I want to thanks @saitobenkei for his help, you really save me with this.
Now, I would like to post here all the things done. It would like to make this solution a new feature for NS7 mail module.
For the mean time I decided to modify the functionality of the checkbox in
[ Email Addresses ] -> [ username@domain.local ] -> [ Edit ] -> [ Local network only ]
In order to do this we create a custom template to disable this feature code, like this:
mkdir -p /etc/e-smith/templates-custom/etc/postfix/internal_access/
nano /etc/e-smith/templates-custom/etc/postfix/internal_access/10mailboxes
We insert this code in this file:
#
# 10mailboxes -- internal addresses defined by users database
#
{
}
As @saitobenkei suggested we also modify the some parameters on /etc/postfix/main.cf to restrict access to the defined users (Those that have the [ Local network only ] checkbox enabled), to do that we make a custom template that replaces the original /etc/e-smith/templates/etc/postfix/main.cf/00template_vars by doing this:
mkdir -p /etc/e-smith/templates-custom/etc/postfix/main.cf/
cp /etc/e-smith/templates/main.cf/00template_vars /etc/e-smith/templates-custom/etc/main.cf
nano /etc/e-smith/templates-custom/etc/main.cf/00template_vars
We modify this section, the line with the “Add this here” comment must be inserted.

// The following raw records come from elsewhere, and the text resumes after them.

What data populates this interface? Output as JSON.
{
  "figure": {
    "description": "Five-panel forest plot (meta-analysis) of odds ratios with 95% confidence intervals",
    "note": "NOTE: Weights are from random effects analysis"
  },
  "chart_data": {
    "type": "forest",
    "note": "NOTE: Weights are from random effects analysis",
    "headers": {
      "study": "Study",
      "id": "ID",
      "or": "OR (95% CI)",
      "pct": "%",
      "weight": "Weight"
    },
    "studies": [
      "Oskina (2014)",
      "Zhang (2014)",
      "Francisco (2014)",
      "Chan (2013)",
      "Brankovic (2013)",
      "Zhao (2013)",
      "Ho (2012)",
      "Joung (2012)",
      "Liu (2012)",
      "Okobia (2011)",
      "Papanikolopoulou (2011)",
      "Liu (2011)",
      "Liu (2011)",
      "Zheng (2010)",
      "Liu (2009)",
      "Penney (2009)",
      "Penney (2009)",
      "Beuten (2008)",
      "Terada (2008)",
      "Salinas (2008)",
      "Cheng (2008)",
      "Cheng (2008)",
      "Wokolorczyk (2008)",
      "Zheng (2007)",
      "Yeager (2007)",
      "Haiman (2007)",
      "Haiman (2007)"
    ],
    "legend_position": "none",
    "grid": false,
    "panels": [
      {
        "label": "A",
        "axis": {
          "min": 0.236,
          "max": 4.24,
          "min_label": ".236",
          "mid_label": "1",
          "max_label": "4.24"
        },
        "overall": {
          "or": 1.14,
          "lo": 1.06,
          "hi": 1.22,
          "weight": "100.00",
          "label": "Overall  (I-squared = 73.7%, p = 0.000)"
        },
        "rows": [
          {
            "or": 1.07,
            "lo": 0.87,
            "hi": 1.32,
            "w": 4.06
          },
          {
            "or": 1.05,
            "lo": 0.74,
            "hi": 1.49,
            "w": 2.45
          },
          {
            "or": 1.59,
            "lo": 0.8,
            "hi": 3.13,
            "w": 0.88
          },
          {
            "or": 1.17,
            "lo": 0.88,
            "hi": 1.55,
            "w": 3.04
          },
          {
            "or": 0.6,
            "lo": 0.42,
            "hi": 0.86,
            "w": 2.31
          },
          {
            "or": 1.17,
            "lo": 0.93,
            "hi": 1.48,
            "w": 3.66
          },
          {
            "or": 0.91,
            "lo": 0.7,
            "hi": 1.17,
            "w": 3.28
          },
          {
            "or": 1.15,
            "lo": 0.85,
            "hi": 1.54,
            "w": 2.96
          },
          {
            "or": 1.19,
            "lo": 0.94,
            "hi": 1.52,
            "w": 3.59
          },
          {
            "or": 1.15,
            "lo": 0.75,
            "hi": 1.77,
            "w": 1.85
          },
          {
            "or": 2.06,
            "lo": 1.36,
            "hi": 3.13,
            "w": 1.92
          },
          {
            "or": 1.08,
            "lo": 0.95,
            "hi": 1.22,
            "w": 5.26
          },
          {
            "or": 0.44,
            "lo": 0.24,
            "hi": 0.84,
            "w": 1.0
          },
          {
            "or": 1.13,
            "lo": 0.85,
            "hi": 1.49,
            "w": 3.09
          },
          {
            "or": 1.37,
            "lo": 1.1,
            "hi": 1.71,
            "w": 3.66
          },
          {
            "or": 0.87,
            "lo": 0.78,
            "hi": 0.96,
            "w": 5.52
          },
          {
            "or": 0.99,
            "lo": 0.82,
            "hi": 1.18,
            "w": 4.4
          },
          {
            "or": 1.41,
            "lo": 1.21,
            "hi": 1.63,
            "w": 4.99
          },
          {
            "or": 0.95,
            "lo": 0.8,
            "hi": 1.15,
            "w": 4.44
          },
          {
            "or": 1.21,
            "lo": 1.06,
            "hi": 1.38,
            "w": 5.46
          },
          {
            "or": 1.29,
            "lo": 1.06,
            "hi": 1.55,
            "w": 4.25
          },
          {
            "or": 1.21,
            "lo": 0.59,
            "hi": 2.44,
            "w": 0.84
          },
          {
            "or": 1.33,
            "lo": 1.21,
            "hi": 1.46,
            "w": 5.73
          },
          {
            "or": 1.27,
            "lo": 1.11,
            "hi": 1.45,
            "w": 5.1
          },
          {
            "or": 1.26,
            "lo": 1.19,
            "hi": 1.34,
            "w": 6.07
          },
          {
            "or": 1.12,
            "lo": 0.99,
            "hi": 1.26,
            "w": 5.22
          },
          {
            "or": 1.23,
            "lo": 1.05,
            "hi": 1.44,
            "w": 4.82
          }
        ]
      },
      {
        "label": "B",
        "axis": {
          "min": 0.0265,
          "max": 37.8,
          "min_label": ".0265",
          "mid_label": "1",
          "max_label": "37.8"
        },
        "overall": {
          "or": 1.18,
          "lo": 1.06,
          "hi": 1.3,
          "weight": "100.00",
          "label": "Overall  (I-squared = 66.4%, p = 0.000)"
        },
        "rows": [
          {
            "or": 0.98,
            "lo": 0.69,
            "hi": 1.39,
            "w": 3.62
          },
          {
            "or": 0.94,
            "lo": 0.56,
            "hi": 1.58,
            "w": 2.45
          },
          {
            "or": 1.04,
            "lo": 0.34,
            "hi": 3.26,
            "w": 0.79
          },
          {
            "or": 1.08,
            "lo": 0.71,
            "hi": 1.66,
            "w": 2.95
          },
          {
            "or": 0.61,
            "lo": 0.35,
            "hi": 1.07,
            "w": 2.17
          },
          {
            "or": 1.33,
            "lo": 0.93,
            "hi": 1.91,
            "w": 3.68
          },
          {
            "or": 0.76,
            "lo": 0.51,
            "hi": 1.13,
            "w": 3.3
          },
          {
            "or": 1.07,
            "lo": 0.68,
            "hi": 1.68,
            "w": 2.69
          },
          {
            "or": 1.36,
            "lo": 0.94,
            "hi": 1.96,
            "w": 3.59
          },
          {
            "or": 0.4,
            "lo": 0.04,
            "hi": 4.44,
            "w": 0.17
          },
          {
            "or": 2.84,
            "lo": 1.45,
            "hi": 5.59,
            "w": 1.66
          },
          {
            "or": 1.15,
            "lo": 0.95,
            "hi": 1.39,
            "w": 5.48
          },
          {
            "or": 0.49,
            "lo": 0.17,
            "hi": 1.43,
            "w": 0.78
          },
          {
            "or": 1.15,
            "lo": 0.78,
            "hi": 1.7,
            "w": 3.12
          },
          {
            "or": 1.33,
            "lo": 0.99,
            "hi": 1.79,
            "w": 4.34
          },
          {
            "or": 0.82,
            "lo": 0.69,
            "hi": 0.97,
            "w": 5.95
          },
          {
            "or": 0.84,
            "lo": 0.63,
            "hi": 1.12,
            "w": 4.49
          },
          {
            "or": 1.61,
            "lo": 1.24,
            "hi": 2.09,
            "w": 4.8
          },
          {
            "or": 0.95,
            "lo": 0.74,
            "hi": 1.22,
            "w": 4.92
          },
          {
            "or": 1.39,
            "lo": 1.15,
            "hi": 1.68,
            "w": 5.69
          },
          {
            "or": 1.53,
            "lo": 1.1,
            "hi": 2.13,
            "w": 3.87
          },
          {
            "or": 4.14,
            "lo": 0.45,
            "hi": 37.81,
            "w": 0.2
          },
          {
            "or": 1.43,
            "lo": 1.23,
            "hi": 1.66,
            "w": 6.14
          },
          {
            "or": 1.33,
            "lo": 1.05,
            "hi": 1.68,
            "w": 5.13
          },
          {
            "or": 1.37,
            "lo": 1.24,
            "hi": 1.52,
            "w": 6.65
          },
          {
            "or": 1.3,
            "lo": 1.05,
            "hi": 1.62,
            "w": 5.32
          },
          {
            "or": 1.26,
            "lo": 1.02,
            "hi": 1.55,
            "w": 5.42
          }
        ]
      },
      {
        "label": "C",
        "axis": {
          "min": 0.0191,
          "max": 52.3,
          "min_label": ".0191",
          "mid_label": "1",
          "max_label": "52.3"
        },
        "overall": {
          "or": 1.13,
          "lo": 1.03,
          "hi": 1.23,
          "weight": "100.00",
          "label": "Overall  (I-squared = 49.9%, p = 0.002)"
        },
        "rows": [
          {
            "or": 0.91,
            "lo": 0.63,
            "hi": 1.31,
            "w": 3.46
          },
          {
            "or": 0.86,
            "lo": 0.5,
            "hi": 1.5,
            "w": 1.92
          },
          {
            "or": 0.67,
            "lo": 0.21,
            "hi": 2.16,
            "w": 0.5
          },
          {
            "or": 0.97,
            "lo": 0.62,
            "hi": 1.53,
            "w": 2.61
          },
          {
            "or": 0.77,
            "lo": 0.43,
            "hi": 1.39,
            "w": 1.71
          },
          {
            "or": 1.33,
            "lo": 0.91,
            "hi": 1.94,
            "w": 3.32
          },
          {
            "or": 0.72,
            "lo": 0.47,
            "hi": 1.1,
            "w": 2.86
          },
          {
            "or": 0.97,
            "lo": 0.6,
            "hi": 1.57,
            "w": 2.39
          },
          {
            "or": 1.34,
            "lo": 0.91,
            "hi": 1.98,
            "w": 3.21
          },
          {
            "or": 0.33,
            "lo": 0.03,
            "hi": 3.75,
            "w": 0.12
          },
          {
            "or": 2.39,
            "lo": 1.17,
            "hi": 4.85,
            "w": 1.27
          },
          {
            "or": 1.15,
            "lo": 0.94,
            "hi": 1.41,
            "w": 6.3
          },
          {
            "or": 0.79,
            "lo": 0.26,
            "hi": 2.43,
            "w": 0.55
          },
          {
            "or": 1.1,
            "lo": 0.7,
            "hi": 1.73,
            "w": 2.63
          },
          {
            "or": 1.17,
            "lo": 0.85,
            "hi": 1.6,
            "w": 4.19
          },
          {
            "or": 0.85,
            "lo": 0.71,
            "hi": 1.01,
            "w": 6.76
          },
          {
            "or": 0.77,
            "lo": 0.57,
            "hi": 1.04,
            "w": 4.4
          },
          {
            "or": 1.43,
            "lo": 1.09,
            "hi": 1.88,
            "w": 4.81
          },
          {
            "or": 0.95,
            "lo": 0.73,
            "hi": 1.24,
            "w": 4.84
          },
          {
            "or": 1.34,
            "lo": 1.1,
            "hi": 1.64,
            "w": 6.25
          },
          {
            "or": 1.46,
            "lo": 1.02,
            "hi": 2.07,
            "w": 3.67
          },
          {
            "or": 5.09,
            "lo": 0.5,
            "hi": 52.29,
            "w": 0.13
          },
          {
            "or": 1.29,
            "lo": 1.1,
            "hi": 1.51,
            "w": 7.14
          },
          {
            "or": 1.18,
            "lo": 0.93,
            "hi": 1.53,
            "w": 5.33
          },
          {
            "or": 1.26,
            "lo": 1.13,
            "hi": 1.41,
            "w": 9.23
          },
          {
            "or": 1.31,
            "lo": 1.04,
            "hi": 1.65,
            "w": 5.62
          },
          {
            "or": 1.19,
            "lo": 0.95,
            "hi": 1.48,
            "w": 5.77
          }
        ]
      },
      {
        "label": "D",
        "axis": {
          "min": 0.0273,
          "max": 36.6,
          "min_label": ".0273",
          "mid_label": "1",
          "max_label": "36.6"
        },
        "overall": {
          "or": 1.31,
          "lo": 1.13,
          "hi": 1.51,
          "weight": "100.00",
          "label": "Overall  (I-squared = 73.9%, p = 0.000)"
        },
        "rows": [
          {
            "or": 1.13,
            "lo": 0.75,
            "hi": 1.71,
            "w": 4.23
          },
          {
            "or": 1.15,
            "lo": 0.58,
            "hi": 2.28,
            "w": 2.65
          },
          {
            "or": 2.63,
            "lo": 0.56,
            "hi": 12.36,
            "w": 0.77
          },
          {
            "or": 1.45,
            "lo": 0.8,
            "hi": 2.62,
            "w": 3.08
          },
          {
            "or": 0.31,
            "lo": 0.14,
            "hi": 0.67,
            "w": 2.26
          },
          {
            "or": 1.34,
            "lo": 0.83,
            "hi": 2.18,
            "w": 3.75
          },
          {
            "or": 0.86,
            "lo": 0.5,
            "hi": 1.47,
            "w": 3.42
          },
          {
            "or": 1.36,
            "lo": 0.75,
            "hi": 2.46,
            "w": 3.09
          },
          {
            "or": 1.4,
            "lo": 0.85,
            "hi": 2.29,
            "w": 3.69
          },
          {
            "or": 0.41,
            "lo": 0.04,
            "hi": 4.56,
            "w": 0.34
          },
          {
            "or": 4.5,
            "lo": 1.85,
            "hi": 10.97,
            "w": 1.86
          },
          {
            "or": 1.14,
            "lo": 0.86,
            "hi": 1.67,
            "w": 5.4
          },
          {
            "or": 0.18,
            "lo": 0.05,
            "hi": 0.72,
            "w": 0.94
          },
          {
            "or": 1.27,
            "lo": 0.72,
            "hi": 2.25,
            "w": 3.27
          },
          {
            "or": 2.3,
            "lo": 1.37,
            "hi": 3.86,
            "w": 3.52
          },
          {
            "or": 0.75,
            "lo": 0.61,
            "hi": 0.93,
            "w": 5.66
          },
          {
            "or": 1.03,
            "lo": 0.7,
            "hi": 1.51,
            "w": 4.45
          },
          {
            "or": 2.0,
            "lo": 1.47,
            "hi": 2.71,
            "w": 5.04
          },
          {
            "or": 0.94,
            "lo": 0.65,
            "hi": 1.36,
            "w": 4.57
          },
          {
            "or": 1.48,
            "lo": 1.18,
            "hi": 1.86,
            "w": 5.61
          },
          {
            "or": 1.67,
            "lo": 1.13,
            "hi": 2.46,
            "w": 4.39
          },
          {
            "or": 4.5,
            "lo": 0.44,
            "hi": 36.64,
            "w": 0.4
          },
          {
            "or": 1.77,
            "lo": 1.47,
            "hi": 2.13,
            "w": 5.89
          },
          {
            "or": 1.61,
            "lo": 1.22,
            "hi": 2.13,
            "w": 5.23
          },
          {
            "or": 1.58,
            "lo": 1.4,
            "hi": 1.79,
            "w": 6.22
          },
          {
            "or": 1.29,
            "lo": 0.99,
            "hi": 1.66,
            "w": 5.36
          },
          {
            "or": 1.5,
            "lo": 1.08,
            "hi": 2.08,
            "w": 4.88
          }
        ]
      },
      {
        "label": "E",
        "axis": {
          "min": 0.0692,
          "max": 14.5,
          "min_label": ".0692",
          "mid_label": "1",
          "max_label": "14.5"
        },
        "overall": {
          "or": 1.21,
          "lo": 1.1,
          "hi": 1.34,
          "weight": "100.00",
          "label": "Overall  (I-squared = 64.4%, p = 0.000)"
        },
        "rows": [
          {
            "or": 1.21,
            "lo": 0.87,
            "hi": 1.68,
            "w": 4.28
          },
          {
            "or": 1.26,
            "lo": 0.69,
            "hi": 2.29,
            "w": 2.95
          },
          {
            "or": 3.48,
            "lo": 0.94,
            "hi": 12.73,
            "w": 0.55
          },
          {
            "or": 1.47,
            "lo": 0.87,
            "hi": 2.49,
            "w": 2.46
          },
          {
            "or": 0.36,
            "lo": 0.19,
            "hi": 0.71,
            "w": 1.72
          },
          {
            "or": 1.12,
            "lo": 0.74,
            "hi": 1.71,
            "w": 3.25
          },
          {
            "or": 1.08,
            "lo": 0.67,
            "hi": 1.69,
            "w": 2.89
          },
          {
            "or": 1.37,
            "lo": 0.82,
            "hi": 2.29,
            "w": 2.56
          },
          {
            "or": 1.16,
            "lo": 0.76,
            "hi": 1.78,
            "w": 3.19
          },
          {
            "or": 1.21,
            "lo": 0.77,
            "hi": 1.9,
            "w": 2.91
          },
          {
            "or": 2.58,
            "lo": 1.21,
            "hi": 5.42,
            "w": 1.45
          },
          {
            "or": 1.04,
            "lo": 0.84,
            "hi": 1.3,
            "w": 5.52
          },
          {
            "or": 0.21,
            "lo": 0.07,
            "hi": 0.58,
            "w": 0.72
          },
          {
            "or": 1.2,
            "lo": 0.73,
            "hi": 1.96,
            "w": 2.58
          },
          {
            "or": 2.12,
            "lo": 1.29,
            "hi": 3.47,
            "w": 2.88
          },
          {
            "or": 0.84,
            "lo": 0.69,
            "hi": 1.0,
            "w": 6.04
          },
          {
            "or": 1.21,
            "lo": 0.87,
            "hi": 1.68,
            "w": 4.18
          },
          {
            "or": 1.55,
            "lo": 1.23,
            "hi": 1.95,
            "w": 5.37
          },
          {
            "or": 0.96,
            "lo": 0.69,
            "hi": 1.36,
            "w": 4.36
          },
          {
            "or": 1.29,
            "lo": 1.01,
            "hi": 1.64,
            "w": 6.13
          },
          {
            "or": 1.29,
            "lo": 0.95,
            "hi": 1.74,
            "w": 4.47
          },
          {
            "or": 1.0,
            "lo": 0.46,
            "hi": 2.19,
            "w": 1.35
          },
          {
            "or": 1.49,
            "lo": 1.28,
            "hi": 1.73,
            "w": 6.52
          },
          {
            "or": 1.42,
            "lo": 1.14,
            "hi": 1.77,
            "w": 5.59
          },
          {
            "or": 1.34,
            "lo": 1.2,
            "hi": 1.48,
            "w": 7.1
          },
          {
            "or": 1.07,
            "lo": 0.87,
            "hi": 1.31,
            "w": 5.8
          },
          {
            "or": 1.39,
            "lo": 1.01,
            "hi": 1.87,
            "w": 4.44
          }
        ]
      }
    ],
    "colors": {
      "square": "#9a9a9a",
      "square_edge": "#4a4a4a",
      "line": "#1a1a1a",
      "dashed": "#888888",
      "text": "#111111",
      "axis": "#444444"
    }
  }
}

According to this guide, this file will have the list of users /etc/postfix/restricted_senders:
@smtpd_relay_restrictions = (
'check_client_access cidr:/etc/postfix/access.cidr',
'check_sender_access hash:/etc/postfix/restricted_senders', # <- Add this here
'permit_mynetworks',
'permit_sasl_authenticated',
'reject_unauth_destination',
'reject_unverified_recipient',
);
Also we create a new template file, to define our reject class and file:
mkdir -p /etc/e-smith/templates-custom/etc/postfix/main.cf/
nano /etc/e-smith/templates-custom/etc/postfix/main.cf/55restriction_classes
In 55restriction_classes we define a restriction class, in this case we will reject any email, except for those email domains that comply we regex expressions:
#
# custom
# 55restriction_classes
#
smtpd_restriction_classes = local_only
local_only = pcre:/etc/postfix/local_domains, reject
Next is creating the local domain template file:
mkdir -p /etc/e-smith/templates-custom/etc/postfix/local_domains/
nano /etc/e-smith/templates-custom/etc/postfix/local_domains/10local_domains
As it is explained here, we define the email domains that will be allowed, any other email will be rejected by default. As @saitobenkei explained, we can define other domain like this /onedomain\.com$/ OK
#
# custom
# 10local_domains
#
# Insert the TLD as regular expression
# because the format file doesn't accept TLD directly
#
# In case, insert other lines as regular expression too
#
# http://www.postfix.org/access.5.html
/\.cu$/ OK
Finally we define the restricted senders template file:
mkdir -p /etc/e-smith/templates-custom/etc/postfix/restricted_senders/
nano /etc/e-smith/templates-custom/etc/postfix/restricted_senders/10restricted_senders
Here we use this code to get all the users which has enabled the [ Local network only ] checkbox and apply to them the restriction class local_only:
#
# custom
# 10restricted_senders
#
{
use esmith::AccountsDB;
$OUT = '';
foreach (esmith::AccountsDB->open_ro()->get_all_by_prop("type" => "user")) {
if(($_->prop('MailAccess') || '') eq 'private') {
$OUT .= sprintf("%-38s local_only\n", $_->key);
}
}
}
Now that we finished will all the templates, as @saitobenkei explained, we expand the templates and reload postfix.
expand-template /etc/postfix/main.cf
expand-template /etc/postfix/restricted_senders
expand-template /etc/postfix/local_domains
postmap /etc/postfix/restricted_senders
postmap /etc/postfix/local_domains
postfix reload
That’s all, I want to thank @saitobenkei for his support, I think this could be a great feature for mail module. Is there a place to suggest ideas for this?